Top: “2001: A Space Odyssey”; Bottom: “There Will Be Blood.”

You illustrate how these different works of cinema can be in conversation with one another even without their own creators being aware of it. I was reminded of my favorite paper that I wrote in college which compared Ingmar Bergman’s “Persona,” Robert Altman’s “3 Women” and David Lynch’s “Mulholland Dr.”

Oh perfect! Lynch is the man behind the curtain, or the elephant in the room—he’s kind of both. This idea of ​​the unconscious and this kind of quasi esoteric idea that films are sort of living organisms in a way, that they find their way into the culture whether we want them to or not, and that if there is something that needs to be expressed , they will find the right people to tell that particular story, manifests itself in “Memory: The Origin of ‘Alien.’” It’s completely about that particular sort of journey and serendipity. Mythology finds a way to come back and express certain ideas in culture at times when we need to hear it. I’m not suggesting that a movie or a story is a living, breathing organism, or that the Furies of Greek mythology are actual monsters, but in a way, they are because they are a part of us.

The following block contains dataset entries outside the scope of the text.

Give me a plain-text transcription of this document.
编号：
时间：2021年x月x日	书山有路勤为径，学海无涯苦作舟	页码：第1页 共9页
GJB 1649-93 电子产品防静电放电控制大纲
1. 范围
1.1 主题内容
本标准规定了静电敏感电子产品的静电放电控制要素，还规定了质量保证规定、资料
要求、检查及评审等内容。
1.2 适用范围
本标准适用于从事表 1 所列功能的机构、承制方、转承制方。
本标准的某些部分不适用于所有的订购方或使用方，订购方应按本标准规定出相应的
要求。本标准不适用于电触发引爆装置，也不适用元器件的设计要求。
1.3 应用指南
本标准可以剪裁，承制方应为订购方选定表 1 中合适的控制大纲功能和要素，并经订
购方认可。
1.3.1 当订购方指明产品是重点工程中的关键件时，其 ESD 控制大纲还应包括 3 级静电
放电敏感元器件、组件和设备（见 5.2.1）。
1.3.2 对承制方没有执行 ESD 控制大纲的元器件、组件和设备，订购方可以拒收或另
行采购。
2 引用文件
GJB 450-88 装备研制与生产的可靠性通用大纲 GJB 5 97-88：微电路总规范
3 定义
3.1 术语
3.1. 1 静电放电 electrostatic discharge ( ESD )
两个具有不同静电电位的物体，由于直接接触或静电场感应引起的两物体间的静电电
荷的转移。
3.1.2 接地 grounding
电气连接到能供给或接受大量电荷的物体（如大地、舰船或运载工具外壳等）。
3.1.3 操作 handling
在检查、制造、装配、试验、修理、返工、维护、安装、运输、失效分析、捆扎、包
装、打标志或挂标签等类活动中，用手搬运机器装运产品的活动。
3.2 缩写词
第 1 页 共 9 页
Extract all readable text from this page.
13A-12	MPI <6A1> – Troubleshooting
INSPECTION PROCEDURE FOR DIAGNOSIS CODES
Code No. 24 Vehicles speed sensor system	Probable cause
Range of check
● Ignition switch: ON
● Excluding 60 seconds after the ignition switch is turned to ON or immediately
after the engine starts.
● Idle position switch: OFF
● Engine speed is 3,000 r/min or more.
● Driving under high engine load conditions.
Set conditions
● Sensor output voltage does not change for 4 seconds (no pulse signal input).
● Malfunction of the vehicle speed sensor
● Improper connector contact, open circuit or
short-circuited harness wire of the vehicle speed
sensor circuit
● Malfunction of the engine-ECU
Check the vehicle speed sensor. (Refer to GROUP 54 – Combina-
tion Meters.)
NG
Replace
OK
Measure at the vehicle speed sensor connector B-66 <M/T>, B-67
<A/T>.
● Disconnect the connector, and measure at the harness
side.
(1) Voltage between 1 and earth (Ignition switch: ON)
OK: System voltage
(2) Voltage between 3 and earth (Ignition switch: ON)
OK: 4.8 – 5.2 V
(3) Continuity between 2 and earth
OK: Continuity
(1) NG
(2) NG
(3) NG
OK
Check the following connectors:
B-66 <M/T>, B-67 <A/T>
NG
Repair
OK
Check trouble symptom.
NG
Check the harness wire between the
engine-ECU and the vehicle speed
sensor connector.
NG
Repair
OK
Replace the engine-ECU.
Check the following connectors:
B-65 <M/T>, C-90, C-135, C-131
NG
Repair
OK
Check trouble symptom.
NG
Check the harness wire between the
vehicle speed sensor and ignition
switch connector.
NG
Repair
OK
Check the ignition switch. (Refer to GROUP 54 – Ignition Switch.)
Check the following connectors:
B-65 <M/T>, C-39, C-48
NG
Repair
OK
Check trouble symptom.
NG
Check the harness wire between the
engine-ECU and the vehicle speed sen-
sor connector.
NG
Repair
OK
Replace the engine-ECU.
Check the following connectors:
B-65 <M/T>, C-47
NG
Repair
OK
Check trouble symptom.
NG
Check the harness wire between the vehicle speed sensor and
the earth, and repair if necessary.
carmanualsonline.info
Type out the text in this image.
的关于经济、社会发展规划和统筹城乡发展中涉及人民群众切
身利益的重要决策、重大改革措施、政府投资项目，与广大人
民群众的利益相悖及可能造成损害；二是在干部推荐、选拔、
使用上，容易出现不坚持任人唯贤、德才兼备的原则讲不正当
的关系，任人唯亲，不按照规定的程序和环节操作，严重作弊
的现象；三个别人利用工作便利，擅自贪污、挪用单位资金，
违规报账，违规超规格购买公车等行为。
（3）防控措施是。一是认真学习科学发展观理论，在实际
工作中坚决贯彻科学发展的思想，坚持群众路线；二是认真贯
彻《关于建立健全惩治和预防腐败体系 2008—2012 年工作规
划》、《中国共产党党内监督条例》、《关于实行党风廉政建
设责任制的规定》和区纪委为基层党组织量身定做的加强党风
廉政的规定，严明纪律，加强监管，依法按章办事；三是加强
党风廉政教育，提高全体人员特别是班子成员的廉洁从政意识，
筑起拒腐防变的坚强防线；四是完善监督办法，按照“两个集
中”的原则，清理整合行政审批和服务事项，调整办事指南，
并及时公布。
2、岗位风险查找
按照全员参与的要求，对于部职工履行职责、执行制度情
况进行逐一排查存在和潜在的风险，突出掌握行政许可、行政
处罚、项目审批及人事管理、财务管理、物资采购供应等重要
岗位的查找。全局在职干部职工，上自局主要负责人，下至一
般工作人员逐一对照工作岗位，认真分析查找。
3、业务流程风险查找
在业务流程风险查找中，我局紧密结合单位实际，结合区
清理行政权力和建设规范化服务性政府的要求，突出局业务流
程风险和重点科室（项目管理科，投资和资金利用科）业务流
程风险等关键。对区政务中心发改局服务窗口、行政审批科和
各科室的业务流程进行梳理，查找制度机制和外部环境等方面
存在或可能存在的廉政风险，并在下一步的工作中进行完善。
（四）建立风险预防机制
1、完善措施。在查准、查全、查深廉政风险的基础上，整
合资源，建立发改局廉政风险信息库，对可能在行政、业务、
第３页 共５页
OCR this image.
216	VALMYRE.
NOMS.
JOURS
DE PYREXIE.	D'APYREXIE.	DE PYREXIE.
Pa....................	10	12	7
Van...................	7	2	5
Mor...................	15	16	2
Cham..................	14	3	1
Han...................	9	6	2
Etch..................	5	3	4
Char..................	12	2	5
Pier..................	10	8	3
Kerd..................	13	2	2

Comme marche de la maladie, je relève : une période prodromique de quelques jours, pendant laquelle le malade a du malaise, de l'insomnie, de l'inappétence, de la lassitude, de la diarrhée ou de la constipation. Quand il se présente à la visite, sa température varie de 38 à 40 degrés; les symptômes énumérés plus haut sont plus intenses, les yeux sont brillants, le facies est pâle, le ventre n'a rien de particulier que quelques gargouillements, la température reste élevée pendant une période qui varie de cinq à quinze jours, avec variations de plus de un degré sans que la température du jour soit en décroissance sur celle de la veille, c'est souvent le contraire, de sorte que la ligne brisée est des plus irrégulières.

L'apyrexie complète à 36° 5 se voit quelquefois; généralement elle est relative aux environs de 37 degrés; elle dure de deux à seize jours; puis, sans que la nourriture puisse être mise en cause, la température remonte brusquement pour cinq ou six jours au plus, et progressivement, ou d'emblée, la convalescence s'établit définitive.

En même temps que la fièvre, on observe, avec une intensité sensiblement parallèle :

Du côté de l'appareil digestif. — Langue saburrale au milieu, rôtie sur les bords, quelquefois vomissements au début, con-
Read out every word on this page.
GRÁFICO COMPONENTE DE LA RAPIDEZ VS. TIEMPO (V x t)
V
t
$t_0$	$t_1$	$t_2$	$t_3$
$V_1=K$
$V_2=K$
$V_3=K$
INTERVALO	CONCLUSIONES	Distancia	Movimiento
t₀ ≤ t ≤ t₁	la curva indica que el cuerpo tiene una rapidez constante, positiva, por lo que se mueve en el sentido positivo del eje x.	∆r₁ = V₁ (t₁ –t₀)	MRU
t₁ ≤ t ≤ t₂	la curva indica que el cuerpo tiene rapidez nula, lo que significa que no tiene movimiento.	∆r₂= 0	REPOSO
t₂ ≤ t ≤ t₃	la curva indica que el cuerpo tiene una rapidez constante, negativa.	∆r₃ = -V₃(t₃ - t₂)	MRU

The collective psyche evolves and changes. It’s the reason why a film shows up at a certain time, and then for seemingly no rhyme or reason, everybody goes to see it, talks about it, and it hits this major chord. That’s not necessarily because the film is one that people want to see at that particular time. In the case of “Alien,” it was the movie that people needed to see in 1979, but it was also four decades ahead of its time. In the case of “Psycho,” the idea had been boiling that the ’50s were over, and the moment of Mother ripping the curtain open essentially announces, “Welcome to the ’60s! We’re not pretending anymore, we’re in a different world now.” So people freaked out in part out of recognition that this film was telling them the truth, and that’s why it resonates.